Small boats brought the weapons to the Bangladeshi port of Cox’s Bazaar, which “became the hub for weapon supplies in the region”. NSCN and ULFA fighters fetched the weapons from Bangladesh and took them back to their bases.

The book quotes an unnamed prominent Naga militant, imprisoned by Indian authorities, as saying that he received $1.7 million in three instalments from the ISI in the 1990s for weapon purchases. The ISI also received support in arms procurement “from their Chinese colleagues”, the book adds.

“As far back as 1993, ULFA had contacts with the Chinese military. The first weapons supply came from a Chinese ship in 1995, another in 1997 by a land route through Bhutan,” the book says.

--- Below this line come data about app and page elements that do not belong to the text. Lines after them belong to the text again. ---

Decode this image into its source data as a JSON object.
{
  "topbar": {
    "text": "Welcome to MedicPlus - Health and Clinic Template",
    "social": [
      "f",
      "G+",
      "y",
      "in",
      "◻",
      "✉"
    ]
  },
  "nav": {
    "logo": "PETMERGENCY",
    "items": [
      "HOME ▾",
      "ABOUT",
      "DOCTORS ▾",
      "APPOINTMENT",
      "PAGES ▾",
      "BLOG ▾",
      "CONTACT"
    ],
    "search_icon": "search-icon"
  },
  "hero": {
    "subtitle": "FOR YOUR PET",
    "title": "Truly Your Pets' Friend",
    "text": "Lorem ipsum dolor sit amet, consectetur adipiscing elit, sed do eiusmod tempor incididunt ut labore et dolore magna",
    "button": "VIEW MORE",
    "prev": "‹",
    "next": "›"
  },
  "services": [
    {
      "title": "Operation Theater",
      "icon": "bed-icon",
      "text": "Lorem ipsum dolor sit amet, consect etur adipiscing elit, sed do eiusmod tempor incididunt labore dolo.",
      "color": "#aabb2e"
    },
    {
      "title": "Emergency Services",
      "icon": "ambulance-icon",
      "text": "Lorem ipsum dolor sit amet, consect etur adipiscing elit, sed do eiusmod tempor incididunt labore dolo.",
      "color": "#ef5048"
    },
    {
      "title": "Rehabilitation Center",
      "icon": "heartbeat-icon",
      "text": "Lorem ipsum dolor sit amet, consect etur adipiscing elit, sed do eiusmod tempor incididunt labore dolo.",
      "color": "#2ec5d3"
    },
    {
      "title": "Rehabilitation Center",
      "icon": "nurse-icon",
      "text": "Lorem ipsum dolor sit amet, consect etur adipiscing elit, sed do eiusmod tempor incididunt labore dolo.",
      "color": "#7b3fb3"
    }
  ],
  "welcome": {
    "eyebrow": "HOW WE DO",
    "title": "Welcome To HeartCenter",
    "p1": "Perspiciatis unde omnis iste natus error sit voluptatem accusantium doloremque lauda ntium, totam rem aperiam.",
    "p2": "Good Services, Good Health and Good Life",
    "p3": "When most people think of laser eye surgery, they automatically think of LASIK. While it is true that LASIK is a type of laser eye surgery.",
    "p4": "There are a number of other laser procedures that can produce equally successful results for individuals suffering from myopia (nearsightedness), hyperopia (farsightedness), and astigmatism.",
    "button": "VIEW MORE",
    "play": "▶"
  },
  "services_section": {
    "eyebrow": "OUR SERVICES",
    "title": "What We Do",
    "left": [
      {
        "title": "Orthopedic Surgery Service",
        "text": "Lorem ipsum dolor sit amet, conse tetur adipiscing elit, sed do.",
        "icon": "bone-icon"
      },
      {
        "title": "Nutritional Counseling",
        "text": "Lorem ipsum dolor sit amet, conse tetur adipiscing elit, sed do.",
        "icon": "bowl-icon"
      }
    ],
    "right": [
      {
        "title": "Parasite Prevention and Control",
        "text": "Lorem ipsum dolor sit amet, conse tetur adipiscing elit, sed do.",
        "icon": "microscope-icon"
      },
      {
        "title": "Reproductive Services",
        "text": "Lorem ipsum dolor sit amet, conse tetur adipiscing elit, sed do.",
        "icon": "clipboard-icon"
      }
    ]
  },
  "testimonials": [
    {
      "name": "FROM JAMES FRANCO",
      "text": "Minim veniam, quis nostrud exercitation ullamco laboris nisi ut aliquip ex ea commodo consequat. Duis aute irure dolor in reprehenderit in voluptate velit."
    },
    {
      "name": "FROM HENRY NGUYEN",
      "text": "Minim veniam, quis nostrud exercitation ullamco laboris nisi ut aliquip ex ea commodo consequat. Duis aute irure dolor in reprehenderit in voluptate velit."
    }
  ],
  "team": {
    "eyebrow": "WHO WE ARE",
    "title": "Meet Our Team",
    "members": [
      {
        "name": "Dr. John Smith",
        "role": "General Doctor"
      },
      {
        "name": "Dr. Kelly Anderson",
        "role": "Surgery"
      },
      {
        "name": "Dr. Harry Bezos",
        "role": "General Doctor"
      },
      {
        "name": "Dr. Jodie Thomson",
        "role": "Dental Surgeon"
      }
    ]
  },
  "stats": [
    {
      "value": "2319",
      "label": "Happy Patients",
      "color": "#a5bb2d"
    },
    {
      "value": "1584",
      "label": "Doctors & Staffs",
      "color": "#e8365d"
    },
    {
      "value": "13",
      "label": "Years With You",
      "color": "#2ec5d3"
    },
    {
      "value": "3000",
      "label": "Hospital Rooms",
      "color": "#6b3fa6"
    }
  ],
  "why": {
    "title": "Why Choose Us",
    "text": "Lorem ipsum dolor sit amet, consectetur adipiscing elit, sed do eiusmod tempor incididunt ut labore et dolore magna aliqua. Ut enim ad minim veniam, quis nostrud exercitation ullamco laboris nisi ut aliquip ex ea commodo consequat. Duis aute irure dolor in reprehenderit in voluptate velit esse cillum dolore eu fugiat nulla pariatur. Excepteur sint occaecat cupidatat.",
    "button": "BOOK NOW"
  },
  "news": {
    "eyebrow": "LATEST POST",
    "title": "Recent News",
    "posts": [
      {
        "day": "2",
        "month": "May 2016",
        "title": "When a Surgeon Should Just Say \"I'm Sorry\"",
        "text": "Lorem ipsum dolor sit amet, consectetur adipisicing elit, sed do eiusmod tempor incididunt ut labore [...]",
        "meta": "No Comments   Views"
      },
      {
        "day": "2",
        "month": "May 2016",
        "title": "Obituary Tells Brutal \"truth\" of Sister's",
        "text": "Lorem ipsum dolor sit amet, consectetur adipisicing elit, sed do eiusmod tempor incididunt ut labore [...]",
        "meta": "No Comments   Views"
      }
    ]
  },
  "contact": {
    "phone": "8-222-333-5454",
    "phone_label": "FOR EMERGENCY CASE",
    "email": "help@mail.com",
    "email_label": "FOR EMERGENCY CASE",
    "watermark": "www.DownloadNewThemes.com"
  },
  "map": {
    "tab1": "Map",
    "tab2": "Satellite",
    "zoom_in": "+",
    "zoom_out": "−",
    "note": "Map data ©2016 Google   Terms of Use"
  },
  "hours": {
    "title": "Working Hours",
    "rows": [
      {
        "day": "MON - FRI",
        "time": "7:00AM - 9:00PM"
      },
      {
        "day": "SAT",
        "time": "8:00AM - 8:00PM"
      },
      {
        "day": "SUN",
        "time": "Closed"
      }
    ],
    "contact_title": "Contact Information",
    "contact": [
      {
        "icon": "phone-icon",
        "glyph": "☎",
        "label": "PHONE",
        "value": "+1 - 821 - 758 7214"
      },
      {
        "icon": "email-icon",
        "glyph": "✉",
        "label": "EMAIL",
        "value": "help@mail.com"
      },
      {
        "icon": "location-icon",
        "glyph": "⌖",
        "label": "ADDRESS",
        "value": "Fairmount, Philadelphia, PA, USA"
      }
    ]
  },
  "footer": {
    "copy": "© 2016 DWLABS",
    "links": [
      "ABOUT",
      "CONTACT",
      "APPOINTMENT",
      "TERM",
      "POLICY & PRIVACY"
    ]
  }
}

© Provided by Hindustan Times
   Kiessling writes there are indications that the “ISI is still present and active in northeast India”. In August 1999, Assam Police announced the arrest of two ISI officers and two local agents. “The officers came from Karachi and Lahore,” he writes.

“The ISI uses such agents for special missions, constructs sleeper cells, infiltrates local organisations, brings counterfeit money into the region and is responsible for acts of terror. Nor could they pass up the chance to expand their influence over madrasas in northeast India through their network of contacts and confidants,” the book adds.